Da questo punto di vista colpisce anche l’insistenza di Benedetto XVI sulla differenza tra legalità (ovvero norme volute da chi detiene il potere) e giustizia (che non cambia ed è l’unica fonte dei diritti umani). Proprio su questa distinzione poggia l’istituto dell’obiezione di coscienza che, ad esempio, l’Unione Europea amerebbe limitare o addirittura cancellare (ci ha provato anche il governo italiano uscente). Tutto il resto – la libertà religiosa, il ruolo della scienza, il superamento delle ineguaglianze, il rispetto del Creato, la promozione della famiglia – è una conseguenza ed è importante andarsi a rileggere l’intero discorso del Papa per cogliere l’intima unità tra tutti gli aspetti che riguardano la persona umana.

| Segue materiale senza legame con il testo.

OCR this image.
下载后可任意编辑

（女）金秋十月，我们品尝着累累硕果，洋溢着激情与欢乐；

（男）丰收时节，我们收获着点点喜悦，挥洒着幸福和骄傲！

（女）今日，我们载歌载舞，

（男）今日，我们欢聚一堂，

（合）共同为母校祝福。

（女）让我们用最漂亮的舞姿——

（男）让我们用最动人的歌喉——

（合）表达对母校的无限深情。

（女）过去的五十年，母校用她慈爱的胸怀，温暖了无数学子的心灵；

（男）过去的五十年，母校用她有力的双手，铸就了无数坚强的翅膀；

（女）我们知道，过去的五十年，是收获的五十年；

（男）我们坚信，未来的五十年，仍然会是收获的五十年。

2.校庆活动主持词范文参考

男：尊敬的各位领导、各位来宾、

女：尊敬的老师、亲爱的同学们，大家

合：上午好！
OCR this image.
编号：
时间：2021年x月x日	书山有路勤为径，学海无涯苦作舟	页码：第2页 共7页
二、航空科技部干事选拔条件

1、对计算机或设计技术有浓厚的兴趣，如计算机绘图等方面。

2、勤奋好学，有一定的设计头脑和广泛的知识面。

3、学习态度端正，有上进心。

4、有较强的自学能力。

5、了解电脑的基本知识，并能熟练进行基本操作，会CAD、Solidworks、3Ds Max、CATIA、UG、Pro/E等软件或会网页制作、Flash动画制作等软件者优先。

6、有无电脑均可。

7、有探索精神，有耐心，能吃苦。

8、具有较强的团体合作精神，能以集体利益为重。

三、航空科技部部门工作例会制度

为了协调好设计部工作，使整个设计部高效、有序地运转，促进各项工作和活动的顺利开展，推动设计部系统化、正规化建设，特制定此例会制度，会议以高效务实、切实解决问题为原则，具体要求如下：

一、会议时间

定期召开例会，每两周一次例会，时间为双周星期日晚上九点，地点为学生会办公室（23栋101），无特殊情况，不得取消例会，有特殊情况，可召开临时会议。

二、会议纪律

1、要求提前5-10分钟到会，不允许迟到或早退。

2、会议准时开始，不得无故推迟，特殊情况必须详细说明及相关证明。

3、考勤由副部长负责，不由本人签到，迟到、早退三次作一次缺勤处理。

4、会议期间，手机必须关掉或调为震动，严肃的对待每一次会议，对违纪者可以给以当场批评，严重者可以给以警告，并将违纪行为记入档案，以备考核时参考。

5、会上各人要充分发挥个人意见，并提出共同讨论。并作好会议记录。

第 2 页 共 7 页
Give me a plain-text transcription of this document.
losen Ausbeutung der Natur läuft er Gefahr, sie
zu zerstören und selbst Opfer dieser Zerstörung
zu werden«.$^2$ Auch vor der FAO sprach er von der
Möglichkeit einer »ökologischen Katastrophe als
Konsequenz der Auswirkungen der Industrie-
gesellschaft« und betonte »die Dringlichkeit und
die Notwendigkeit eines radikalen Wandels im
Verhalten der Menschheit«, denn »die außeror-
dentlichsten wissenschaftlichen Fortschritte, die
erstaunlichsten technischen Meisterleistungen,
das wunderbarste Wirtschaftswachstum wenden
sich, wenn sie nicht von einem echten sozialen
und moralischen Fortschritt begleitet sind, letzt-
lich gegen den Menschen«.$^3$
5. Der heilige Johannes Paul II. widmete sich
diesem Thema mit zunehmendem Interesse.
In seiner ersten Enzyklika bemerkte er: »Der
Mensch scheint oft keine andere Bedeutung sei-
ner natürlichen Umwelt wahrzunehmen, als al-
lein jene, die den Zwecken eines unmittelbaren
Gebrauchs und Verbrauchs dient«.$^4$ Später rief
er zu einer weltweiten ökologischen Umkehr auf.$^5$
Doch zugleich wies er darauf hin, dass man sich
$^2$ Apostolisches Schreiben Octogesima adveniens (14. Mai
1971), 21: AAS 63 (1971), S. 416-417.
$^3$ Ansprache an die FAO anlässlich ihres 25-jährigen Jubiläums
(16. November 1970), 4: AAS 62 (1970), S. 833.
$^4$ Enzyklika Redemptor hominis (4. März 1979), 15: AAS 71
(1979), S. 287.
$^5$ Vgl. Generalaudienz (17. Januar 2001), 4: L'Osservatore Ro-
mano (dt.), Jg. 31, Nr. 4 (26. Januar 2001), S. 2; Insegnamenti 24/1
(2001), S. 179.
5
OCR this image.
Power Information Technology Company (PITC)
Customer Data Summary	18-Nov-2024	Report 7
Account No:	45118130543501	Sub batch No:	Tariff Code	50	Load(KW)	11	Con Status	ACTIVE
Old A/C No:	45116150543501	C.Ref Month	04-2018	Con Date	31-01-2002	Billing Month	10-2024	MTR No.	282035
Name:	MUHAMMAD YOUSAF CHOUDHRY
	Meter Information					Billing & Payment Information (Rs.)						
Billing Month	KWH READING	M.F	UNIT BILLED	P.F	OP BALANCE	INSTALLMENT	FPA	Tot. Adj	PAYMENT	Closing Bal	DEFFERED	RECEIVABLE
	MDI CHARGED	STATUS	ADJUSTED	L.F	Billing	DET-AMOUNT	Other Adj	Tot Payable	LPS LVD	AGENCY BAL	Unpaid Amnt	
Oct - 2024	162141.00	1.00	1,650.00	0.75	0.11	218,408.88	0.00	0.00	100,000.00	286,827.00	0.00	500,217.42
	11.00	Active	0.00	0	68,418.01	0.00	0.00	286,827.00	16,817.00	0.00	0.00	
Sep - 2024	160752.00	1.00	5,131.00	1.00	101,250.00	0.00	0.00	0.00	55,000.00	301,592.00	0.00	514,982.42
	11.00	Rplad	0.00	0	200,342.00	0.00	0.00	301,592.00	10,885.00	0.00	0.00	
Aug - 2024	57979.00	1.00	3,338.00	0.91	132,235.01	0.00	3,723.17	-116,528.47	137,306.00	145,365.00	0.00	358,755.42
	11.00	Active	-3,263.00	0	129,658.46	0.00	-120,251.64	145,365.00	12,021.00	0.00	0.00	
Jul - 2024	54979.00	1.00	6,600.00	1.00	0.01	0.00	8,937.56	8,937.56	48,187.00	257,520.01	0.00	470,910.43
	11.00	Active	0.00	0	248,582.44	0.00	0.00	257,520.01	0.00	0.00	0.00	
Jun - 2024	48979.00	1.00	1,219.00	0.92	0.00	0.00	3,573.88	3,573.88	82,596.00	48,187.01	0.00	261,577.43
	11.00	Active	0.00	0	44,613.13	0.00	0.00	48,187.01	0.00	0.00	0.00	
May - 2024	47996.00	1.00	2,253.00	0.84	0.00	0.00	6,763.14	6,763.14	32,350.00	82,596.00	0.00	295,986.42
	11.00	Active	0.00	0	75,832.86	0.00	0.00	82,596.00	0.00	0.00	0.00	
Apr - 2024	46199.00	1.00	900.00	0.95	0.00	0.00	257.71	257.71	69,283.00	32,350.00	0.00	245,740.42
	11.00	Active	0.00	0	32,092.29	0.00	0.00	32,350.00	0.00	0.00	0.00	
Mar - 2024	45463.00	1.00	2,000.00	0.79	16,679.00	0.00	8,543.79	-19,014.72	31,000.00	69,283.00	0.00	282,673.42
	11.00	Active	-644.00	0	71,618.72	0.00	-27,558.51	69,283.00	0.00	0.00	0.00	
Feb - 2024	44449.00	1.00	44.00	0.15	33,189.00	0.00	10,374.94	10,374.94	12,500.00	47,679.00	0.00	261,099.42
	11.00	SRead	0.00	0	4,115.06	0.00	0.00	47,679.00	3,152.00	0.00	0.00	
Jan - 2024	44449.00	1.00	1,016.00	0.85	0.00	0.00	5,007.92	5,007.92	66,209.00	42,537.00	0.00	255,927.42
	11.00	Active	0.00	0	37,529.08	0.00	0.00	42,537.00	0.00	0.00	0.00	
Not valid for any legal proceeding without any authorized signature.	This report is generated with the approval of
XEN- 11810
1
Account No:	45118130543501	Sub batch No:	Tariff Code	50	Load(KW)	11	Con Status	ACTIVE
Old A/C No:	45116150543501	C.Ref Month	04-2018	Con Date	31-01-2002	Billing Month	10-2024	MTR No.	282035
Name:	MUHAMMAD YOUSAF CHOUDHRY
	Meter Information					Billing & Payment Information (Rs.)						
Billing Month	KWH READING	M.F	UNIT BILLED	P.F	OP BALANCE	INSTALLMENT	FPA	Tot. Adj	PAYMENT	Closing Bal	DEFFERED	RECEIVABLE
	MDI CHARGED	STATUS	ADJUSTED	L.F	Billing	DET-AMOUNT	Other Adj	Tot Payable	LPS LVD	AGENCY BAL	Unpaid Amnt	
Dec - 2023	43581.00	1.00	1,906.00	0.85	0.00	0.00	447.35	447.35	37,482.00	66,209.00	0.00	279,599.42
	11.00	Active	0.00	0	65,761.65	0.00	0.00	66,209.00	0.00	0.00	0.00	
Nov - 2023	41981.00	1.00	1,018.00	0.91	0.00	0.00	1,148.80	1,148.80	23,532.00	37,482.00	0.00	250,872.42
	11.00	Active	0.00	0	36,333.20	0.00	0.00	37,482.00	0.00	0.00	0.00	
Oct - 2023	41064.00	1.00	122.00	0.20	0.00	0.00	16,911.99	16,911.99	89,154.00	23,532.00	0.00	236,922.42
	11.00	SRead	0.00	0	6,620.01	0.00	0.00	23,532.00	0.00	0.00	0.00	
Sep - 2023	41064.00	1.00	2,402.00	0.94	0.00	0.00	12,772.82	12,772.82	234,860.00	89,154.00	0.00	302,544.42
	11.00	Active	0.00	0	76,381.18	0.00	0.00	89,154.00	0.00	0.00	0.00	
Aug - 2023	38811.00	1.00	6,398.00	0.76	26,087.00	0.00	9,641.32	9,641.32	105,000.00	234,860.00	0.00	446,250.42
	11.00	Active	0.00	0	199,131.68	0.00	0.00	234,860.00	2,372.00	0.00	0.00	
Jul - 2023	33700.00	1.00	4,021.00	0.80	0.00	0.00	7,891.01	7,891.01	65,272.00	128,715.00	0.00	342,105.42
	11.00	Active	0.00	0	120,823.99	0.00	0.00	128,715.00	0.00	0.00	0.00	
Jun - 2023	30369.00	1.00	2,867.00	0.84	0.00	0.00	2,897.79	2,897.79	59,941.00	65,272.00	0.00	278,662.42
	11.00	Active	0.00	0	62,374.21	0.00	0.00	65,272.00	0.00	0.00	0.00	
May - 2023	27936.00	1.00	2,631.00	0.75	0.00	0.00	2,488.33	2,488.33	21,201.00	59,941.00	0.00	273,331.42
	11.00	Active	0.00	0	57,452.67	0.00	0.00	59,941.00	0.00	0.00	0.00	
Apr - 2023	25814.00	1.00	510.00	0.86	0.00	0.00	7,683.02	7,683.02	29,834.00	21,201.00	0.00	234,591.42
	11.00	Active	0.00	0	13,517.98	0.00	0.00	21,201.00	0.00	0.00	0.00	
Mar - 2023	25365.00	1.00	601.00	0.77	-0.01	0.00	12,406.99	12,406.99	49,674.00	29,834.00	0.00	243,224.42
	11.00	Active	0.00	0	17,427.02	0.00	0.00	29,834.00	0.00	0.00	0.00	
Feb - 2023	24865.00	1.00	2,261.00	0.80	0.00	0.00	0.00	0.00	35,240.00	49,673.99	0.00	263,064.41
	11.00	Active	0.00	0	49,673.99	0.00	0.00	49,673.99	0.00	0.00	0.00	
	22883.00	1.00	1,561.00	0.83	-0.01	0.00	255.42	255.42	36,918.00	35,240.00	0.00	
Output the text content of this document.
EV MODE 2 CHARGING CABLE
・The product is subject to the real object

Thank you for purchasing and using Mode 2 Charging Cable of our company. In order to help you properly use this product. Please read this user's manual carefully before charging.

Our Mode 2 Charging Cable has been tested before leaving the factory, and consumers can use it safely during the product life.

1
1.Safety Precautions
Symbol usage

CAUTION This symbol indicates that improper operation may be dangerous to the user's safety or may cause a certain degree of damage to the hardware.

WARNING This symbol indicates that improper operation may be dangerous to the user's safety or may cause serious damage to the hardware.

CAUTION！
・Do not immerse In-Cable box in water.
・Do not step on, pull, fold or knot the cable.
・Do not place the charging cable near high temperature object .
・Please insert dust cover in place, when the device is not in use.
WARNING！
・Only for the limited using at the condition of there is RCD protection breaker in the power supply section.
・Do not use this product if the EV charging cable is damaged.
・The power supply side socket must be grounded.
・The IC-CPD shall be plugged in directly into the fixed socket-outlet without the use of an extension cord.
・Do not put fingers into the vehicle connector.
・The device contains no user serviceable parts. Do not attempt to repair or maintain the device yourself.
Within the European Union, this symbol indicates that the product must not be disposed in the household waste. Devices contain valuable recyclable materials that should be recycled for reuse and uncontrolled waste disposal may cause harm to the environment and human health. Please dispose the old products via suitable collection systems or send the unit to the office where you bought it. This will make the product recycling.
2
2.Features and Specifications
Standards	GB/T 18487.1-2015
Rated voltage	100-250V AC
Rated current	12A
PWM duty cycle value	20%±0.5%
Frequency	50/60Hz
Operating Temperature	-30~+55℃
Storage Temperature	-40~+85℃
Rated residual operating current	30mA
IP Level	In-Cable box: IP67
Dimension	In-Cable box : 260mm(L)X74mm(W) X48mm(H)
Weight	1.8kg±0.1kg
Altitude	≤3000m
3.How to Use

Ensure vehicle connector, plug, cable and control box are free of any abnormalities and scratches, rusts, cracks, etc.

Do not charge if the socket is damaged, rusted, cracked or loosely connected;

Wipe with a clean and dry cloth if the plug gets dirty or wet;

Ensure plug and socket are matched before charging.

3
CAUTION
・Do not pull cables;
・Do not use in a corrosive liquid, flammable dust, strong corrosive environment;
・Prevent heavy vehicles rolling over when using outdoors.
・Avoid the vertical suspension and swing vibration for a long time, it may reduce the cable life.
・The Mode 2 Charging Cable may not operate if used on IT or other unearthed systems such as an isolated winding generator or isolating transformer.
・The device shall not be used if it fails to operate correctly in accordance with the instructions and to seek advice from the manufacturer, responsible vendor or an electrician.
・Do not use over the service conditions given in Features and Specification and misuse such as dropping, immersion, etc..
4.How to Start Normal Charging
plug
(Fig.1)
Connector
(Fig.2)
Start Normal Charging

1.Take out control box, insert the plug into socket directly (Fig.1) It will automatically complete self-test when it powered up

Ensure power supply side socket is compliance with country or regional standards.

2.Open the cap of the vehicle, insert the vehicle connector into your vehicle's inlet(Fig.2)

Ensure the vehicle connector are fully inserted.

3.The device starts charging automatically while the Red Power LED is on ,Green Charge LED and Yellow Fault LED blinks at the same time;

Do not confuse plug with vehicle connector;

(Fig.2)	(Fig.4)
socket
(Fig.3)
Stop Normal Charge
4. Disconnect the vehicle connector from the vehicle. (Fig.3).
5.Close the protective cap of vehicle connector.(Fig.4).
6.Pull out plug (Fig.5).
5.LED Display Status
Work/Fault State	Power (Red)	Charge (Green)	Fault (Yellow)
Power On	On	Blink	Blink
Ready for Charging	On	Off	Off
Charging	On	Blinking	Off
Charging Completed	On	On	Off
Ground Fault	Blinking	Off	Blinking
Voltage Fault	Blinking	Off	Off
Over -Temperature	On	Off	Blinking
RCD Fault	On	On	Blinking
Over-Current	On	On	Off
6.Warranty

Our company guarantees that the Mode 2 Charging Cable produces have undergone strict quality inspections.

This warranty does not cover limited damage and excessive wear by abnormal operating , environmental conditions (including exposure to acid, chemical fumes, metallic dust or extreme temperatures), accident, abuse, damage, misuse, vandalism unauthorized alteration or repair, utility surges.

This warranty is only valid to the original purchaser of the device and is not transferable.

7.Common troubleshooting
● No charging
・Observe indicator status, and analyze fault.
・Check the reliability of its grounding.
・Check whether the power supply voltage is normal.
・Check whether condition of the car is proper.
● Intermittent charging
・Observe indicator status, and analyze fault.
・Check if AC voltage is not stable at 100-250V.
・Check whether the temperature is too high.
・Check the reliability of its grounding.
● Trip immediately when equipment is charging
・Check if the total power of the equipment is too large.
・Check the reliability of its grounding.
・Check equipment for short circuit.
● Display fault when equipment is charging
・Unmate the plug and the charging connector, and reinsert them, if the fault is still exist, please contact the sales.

Un’ultima notazione: i rappresentanti dei 192 Paesi che hanno ascoltato il discorso, hanno tributato al Papa una “standing ovation” di un minuto: sembrerebbe contraddittorio considerando che in nome dei propri governi, gran parte di quei rappresentanti lavorano ogni giorno nella direzione contraria a quella indicata dal Papa. Escludiamo che si sia trattato di un applauso di circostanza, era troppo partecipato e sincero. Rimangono due possibilità: la prima è che non abbiano capito in realtà cosa abbia detto il Papa, ma escluderemmo anche questa ipotesi; sia perché il discorso era molto chiaro e senza giri di parole sia perché chi non capisce al massimo resta in silenzio o applaude giusto per educazione. Sicuramente non dedica una “standing ovation”. C’è dunque una sola spiegazione plausibile: che abbiano cioè applaudito non in rappresentanza dei propri governi, ma come persone che si sono sentite “lette” nel cuore, nel loro desiderio personale di giustizia e di libertà; che si sono sentite valorizzate nella loro dignità di uomini. In altre parole: hanno applaudito come uomini, non come rappresentanti; in nome della giustizia, non della legalità.